We are well into the housing crash cycle..in many places we are off 40-50% already.. It was much worse overall in the early 90's when our financial system was insolvent, commercial RE crashed nationwide 70% on average with select residential markets in a freefall from Houston to NYC to LA, the US wasn't the big creditor and fiscally irresponsible nation it is today, the government (re the RTC) was in essence the lender of last resort still standing and the biggest holder of property, Greenspan was still an inflation hawk keeping rates too high (still fighting 70's stagflation) even though we were in a period of severe disinflation, the second largest economy Japan was in the early stages of it's decade long depression and all commodities were in a severe disinflationary spiral. Yet we never had deflation in this country the whole time even with all that.. You need to read Ravi Batra's "Depression of 1990' a great book..



To: basho who wrote (88607)11/7/2007 1:41:02 PM
From: GST  Respond to of 110194
 
Thanks -- and the reference to the collapse of Asian currencies not so long is germane to my way of thinking as well.

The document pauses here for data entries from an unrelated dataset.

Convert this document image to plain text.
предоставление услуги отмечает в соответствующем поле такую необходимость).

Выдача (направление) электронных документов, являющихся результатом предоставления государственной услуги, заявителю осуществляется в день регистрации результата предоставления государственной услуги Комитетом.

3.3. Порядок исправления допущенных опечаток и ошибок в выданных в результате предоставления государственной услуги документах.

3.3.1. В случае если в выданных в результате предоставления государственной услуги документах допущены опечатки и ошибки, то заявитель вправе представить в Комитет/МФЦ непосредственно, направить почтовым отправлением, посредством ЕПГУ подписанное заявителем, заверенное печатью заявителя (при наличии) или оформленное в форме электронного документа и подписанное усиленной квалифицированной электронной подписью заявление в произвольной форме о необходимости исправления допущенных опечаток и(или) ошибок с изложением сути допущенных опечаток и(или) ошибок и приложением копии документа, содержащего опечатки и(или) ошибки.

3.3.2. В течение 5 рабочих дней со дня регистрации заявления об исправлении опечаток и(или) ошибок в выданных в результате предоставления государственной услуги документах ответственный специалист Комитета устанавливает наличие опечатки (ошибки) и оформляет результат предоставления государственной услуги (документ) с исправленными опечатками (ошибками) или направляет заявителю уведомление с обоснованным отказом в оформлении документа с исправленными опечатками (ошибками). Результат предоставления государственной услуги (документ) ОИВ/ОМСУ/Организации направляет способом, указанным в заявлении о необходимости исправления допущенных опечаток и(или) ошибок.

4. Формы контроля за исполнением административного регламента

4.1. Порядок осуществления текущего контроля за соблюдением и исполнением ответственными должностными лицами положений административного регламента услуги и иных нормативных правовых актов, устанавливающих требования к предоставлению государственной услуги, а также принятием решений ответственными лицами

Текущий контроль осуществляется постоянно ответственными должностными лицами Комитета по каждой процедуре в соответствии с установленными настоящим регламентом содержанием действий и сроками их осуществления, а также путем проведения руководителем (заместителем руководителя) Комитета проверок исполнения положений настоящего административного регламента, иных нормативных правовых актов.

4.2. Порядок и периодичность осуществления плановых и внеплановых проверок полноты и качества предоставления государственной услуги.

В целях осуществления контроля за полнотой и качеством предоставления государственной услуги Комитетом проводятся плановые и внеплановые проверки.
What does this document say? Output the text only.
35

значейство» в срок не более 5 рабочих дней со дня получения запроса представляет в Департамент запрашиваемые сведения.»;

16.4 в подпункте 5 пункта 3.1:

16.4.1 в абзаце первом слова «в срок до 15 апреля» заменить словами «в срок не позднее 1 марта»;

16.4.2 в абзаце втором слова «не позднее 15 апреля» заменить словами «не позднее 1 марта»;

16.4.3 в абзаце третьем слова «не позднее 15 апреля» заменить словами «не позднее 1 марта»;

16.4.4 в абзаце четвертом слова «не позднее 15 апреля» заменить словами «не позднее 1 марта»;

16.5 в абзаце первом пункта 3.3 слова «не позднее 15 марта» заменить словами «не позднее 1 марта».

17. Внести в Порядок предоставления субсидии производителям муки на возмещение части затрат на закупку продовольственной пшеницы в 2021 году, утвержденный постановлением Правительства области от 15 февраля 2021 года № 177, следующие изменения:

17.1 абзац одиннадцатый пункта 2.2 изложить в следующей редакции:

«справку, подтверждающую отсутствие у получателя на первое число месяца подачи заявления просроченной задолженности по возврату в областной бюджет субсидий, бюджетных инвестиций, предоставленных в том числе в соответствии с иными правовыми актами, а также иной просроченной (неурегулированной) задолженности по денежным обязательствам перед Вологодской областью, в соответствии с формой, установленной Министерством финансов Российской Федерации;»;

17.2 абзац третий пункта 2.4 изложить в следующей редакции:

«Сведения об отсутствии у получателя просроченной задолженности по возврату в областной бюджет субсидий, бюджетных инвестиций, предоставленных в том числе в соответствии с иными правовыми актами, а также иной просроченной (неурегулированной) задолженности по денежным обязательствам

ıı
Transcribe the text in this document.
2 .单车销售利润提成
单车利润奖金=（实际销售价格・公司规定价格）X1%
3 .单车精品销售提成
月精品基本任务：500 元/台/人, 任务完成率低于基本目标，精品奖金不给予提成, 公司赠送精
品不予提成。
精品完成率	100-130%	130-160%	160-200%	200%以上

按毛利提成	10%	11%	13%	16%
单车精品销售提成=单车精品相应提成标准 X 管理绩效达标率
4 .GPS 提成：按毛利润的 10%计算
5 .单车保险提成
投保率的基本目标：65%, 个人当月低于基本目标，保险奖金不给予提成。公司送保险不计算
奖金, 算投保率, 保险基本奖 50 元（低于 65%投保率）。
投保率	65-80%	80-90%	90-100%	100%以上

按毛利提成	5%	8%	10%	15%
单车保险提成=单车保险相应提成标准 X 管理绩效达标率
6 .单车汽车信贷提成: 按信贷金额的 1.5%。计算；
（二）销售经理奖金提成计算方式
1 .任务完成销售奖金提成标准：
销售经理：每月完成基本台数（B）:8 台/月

Plummeting asset prices and a currency in free fall do often go hand in hand -- and when they fall together in a country that is enormously dependent on "imported everything" the odds of deflation are miniscule, even if the middle class of the country is being wiped out in the process. The idea that prices fall as demand falls is only consistent with how things unfold in a closed economy, or an open economy with a high savings rate and a big current account surplus -- and we are neither.